L’incident massif survenu chez Cloudflare ce mardi a mis en lumière une vulnérabilité majeure : une dépendance encore très forte de nombreux protocoles décentralisés vis-à-vis d'infrastructures centralisées de type Web2. Ce paradoxe soulève une question cruciale : que vaut un protocole décentralisé si son accès repose sur une poignée de prestataires centralisés ? À travers les voix d’acteurs comme EthStorage, Filecoin ou encore Vitalik Buterin, l’écosystème crypto lance un cri d’alarme : la résilience passe par une décentralisation complète, du code à l’interface. Voici les faits et les implications d’un débat brûlant relancé par une panne qui a affecté 20 % du trafic Internet mondial.

Cloudflare, AWS : quand les piliers du Web2 font vaciller le Web3

Le 19 novembre, une importante panne chez Cloudflare a entraîné des interruptions de service pour plusieurs acteurs majeurs de l’écosystème crypto, dont Blockchain.com, Coinbase, BitMEX, Ledger, Toncoin, Arbiscan ou encore DefiLlama. L’impact a été massif : environ 20 % du trafic Internet mondial a été perturbé selon les données du réseau. Un mois plus tôt, un incident similaire chez Amazon Web Services (AWS) avait affecté un nombre comparable de protocoles Web3.

Ces interruptions rappellent que même les protocoles se revendiquant « décentralisés » dépendent souvent de services d’infrastructure centralisés pour leurs interfaces web, leurs appels d’API ou leurs systèmes de nommage (DNS). « Beaucoup de projets crypto reposent encore sur des composants Web2 par commodité ou par habitude », a expliqué un porte-parole d’EthStorage, soulignant que cette centralisation de façade nuit à la résilience des systèmes en cas de point de défaillance unique.

Vers une vraie décentralisation grâce à la crypto

Pour EthStorage, Protocol Labs (via IPFS et Filecoin), ou encore Arweave, la solution réside dans ce qu’ils appellent la « décentralisation de bout en bout » : un modèle qui va au-delà de la blockchain elle-même pour inclure le stockage, l’accès aux données, les interfaces web, les API, les RPC et l’indexation. « La vraie résilience impose de repenser toute la pile technique, pas uniquement la couche blockchain », rappelle EthStorage.

Les raisons de cette dépendance sont multiples : manque de maturité des outils décentralisés, coût perçu, difficulté d’implémentation. « Ces idées reçues sont dépassées », affirme EthStorage. La pression des utilisateurs étant faible sur les couches techniques invisibles, de nombreux projets relèguent la décentralisation à plus tard.
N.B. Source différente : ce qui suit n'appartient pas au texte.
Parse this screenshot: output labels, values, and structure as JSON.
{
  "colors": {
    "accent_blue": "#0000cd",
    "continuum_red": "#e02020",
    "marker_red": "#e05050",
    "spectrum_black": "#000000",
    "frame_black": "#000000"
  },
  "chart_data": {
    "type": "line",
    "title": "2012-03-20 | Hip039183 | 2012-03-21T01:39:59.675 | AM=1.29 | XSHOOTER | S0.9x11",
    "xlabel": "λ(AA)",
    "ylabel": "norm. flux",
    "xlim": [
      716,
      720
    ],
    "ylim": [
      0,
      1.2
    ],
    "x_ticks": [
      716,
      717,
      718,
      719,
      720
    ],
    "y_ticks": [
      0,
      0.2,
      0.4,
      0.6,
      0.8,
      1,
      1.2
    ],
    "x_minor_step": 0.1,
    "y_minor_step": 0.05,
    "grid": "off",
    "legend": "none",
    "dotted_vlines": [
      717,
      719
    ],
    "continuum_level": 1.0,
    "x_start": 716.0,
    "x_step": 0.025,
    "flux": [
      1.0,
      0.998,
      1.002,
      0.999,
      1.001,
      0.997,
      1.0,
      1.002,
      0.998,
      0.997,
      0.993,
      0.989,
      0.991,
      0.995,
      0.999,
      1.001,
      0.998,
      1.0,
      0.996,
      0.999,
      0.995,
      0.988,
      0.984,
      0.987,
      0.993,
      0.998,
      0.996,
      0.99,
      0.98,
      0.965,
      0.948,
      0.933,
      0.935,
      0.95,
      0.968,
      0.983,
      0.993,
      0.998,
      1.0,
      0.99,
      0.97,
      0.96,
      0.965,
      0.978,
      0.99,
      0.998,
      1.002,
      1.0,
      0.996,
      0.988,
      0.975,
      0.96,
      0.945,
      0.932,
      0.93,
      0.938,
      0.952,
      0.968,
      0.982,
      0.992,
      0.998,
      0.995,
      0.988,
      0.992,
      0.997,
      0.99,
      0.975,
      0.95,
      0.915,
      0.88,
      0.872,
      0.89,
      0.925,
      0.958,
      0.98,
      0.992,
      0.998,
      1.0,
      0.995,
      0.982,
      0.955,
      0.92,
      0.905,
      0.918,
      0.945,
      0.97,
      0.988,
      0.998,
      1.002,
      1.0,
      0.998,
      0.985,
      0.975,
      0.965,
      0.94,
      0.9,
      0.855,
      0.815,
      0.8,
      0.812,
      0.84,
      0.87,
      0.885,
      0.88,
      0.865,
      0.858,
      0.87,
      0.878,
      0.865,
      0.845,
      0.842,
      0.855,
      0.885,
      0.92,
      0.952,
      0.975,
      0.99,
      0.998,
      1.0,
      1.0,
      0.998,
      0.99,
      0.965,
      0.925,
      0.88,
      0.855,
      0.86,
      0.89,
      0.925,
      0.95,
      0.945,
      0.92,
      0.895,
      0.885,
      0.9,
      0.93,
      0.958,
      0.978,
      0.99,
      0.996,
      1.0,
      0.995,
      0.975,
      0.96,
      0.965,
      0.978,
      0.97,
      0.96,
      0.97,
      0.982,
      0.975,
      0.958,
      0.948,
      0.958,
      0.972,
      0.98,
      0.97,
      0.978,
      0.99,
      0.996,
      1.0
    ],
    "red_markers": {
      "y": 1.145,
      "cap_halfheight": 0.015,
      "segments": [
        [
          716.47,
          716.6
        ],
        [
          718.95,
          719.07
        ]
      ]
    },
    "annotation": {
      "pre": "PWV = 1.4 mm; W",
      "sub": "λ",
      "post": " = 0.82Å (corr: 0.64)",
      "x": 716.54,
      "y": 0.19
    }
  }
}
Résultat : celle-ci devient « une étape facultative plutôt qu’une exigence fondamentale de conception », avertit l’équipe.

En réponse, les promoteurs de la décentralisation complète encouragent une approche progressive, mais déterminée. « Ce processus n’a pas besoin d’être immédiat, mais les projets doivent intégrer cette vision dans leur feuille de route », affirme EthStorage. Même Vitalik Buterin est monté au créneau dans un manifeste intitulé Trustless Manifesto : « Chaque fois qu’un protocole intègre un nœud hébergé ou un relais centralisé, il compromet sa nature trustless dès le départ ». La leçon est claire : sans décentralisation totale, le Web3 reste à la merci du Web2.